Search This Blog & Links


Thursday, November 28, 2013

Pop Culture--

Is John Brown the Next Story for Quentin Tarantino?

Michael West reports on Contactmusic.com that Quentin Tarantino is preparing a "follow-up to Django Unchained," and "almost has a script, which the prolific director has penned himself and plans to develop in 2014."  According to West, the upcoming project will be a western, which may or may not fit the Brown story, except for the Kansas episode.  "During the publicity tour for his last movie," West writes, "Tarantino spoke about making a movie about the abolitionist John Brown, treating him as mythic hero from a western standpoint."  This may be true, but it is also possible that Tarantino is looking at other projects, including an Australian cowboy film or an adaptation of an Elmore Leonard novel.

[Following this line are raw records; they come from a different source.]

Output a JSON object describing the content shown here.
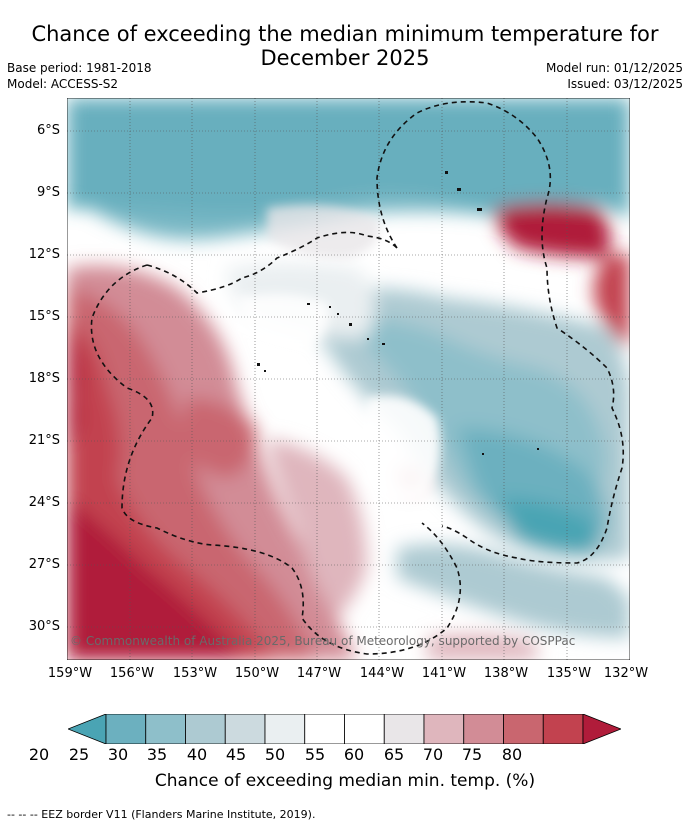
{
  "title_line1": "Chance of exceeding the median minimum temperature for",
  "title_line2": "December 2025",
  "meta": {
    "base_period": "Base period: 1981-2018",
    "model": "Model: ACCESS-S2",
    "model_run": "Model run: 01/12/2025",
    "issued": "Issued: 03/12/2025"
  },
  "lat_labels": [
    "6°S",
    "9°S",
    "12°S",
    "15°S",
    "18°S",
    "21°S",
    "24°S",
    "27°S",
    "30°S"
  ],
  "lon_labels": [
    "159°W",
    "156°W",
    "153°W",
    "150°W",
    "147°W",
    "144°W",
    "141°W",
    "138°W",
    "135°W",
    "132°W"
  ],
  "colorbar": {
    "ticks": [
      "20",
      "25",
      "30",
      "35",
      "40",
      "45",
      "50",
      "55",
      "60",
      "65",
      "70",
      "75",
      "80"
    ],
    "colors": [
      "#4aa4b4",
      "#6cb0bf",
      "#8ebfca",
      "#adcad2",
      "#ccdadf",
      "#eaeff1",
      "#ffffff",
      "#ffffff",
      "#e9e6e8",
      "#dfb6bd",
      "#d28c96",
      "#c9666f",
      "#c2424f",
      "#b01c3a"
    ],
    "label": "Chance of exceeding median min. temp. (%)"
  },
  "copyright": "© Commonwealth of Australia 2025, Bureau of Meteorology, supported by COSPPac",
  "footer": "-- -- -- EEZ border V11 (Flanders Marine Institute, 2019)."
}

West reiterates Tarantino's enthusiastic words from a previous interview revealing his warm admiration for Brown and his desire to make a film about the abolitionist.  However, if I recall, Tarantino said he was thinking of doing this somewhat further in the future, perhaps in his later years, and might even consider playing the role of Brown himself.  It may be that the recent appearance of books and the latest accomplishment of the award-winning novelist James McBride has caused Tarantino to move the John Brown project to the front burner.

It remains to be seen whose John Brown film makes it to the screen first. There is no lack of talk on the subject, but it is hardly worth holding one's breath at this point.

Source: Michael West, "Is Quentin Tarantino's Movie About Abolitionist John Brown?" Contactmusic.com, 28 Nov. 2013

James McBride Wins National Book Award for His John Brown Novel

James McBride's The Good Lord Bird, which imagines a teenage slave joining abolitionist John Brown's 1859 raid on Harpers Ferry, won the National Book Award for fiction Wednesday night.  The judges praised McBride for "a voice as comic and original as any we have heard since Mark Twain."

McBride, 56, who hadn't prepared an acceptance speech because he didn't expect to win against the likes of Thomas Pynchon, Jhumpa Lahiri and George Saunders, said, "They are fine writers. But it sure is nice to be here."